Stuffing: Soak mushrooms in 1 cup (250 mL) boiling water for 15 minutes. Strain through sieve, reserving mushroom water for gravy. Remove and discard stems; coarsely chop mushrooms.

On baking sheet, toast hazelnuts in 350°F (180°C) toaster oven or oven until fragrant and skins crack, about 8 minutes. Transfer to tea towel; rub briskly to remove as much of the skins as possible. Coarsely chop.

In skillet, toast bread crumbs over medium-high heat until golden, about 3 minutes. Add oil; fry until crispy, about 1 minute. Transfer to bowl.

In skillet, melt butter over medium heat; fry leeks, garlic, mushrooms, thyme, salt and pepper, stirring occasionally, until vegetables are softened, about 6 minutes.

Stir in brandy; cook, stirring, until no liquid remains. Add to bread crumbs along with hazelnuts and parsley; toss to combine.

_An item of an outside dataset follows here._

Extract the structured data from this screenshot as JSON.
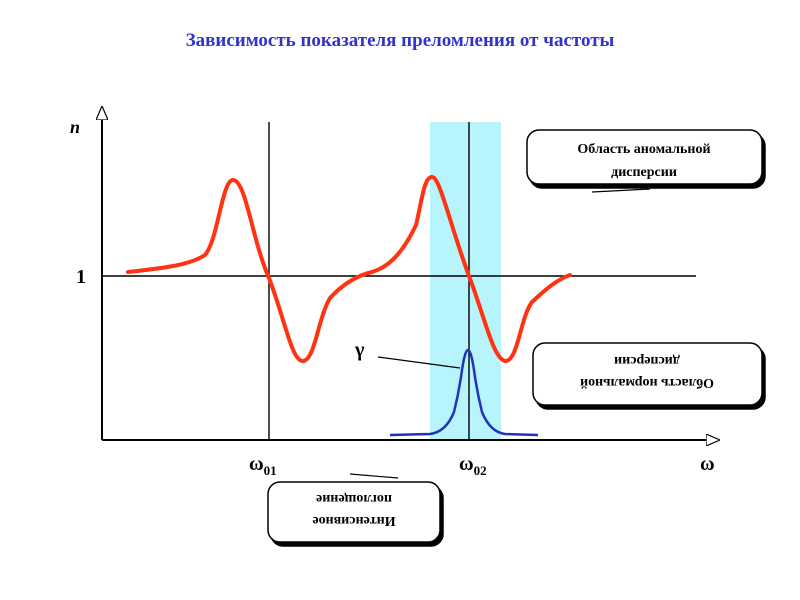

With sharp knife held horizontally at thick long side of turkey, cut in half to within 1 inch (2.5 cm) of opposite side; open like book. Cover with waxed paper; pound to 1/2-inch (1 cm) thickness. Spread with stuffing, leaving 1-inch (2.5 cm) border on all sides. Starting at skinless side, roll up. Tie securely with string at 2-inch (5 cm) intervals. (Make-ahead: Wrap and refrigerate for up to 8 hours.)

Combine oil, salt and pepper; brush over turkey. Place on rack in roasting pan; pour in 1 cup (250 mL) water.

Roast in 375°F (190°C) oven, basting occasionally and adding 1/2 cup (125 mL) water halfway through, until no longer pink inside and meat thermometer inserted in centre registers 185°F (85°C), about 1 hour and 15 minutes.

Transfer turkey to cutting board and tent with foil; let stand for 15 minutes before slicing.

Meanwhile, skim fat from pan juices. Whisk in flour then stock and reserved mushroom water. Bring to boil; scraping up brown bits. Cook, stirring, until thickened, about 3 minutes. Strain into gravy boat. Serve with turkey.

Additional information : Tip: If roasting the turkey in a convection oven, reduce temperature to 350°F (180°C).